Le parfum de la luzerne est intense au début de l’été sur les collines qui, après Fidenza, sont le prologue de la longue montée vers le pas de la Cise. La brise souffle toujours sur les crêtes et la vue balaie la plaine que vous avez maintenant dépassée. L’ascension du col durera 3 jours, signe que la pente est douce et graduelle. Vous avez tout le temps pour contempler les magnifiques fleurs d’ail sauvage sous les hêtres, avant la longue descente dans la verdoyante Lunigiana, vers la côte et la mer.
Le Moyen Âge vit sur les sentiers du haut val de Magra, où vous traverserez des bourgades en pierre, entre les vignes et les oliveraies. Examinez les portails sculptés en grès des centres historiques qui sont les fils de la Via : Pontremoli, Filattiera, Filetto, Sarzana, où la montagne est déjà loin et où l’air marin amène de nouveaux parfums. À Luni, retrouvez les traces de l’antique Rome. Entre ses ruines, dans cette plaine fertile et cultivée, imaginez un port plein de bateaux, visualisez le pèlerin qui, avant l’an Mille, s’embarquait en direction des côtes françaises, au loin les Pyrénées, sur les traces de saint Jacques. Entre la Toscane et la Ligurie, entre Aulla et la côte, sur la Via Francigena se greffent d’autres traces, qui conduisent encore plus loin.
La mer de Ligurie brille au loin des plages de Versilia, alors que vous marchez dans les vignes sur les chemins aux pieds des Alpes Apuanes, entre les villes du marbre : Carrara, Massa, Pietrasanta, Camaiore. Passez une soirée sur la place, parmi les artistes, en découvrant dans les ruelles des laboratoires de tailleur de pierre. Vous repartez pour retrouver les bois ombragés dans la Valfreddana, dernière ramification de la chaine Apuanes. Le parcours s’aplanit dans la plaine du Serchio, en vue des murs de Lucca. Prenez une pause, votre voyage est encore long, de nouveaux paysages et des rencontres vous attendent. Regardez le labyrinthe, sous le portique du Dôme de San Martino : il vous renvoie votre itinéraire, votre vagabondage, vos pensées qui divaguent durant les heures de marche.

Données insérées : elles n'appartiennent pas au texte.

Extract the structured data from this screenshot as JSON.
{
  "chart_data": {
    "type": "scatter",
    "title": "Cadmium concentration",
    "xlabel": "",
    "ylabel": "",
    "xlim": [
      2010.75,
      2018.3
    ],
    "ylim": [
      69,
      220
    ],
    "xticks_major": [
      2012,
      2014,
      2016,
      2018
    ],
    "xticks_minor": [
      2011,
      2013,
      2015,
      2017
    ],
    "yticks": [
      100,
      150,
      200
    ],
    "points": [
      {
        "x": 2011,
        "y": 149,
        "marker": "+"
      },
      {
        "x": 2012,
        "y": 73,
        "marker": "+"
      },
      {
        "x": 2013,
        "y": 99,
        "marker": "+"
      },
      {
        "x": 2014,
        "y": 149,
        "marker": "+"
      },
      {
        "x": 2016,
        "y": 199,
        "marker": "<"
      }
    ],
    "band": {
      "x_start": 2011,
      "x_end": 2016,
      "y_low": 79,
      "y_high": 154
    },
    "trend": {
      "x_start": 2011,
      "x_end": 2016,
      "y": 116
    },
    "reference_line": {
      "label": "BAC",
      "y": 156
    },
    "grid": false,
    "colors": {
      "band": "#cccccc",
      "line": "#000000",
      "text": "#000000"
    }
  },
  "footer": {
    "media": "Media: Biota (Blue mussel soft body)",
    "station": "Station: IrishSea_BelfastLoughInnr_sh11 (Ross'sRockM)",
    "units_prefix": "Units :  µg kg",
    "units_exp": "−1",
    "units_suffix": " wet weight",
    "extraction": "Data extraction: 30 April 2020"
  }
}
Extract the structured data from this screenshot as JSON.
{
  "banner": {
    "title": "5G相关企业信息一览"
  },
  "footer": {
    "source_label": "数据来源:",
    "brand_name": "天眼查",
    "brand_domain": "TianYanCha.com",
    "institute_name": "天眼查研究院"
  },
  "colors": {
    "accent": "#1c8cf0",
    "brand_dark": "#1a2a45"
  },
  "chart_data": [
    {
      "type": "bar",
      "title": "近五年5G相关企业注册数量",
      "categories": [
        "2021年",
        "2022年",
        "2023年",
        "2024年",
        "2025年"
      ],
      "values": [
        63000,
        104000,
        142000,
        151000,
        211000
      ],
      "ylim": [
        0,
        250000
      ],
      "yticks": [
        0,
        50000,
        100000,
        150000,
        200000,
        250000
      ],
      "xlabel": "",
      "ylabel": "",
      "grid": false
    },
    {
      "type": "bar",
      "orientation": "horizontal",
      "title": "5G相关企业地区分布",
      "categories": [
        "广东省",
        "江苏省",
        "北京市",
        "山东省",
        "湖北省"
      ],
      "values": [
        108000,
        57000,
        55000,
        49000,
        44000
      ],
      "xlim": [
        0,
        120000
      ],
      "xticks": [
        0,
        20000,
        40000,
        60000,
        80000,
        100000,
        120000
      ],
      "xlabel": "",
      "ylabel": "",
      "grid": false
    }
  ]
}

Vous vous rapprochez d’un passage qui, autour de l’an Mille, était parmi les plus redoutés. La plaine du Serchio, les bois de Cerbaie, les marécages de Porcari et de Fucecchio, qui aujourd’hui ont été bonifiés – l’Aqua nigra mentionné par l’archevêque Sigéric – le passage de l’Arno. Vous le voyez couler sous un solide pont maçonné, et si vous levez les yeux des rives, vous voyez déjà pointer la tour de San Miniato. Au-delà de cette crête s’étend la mer ondulée des collines toscanes.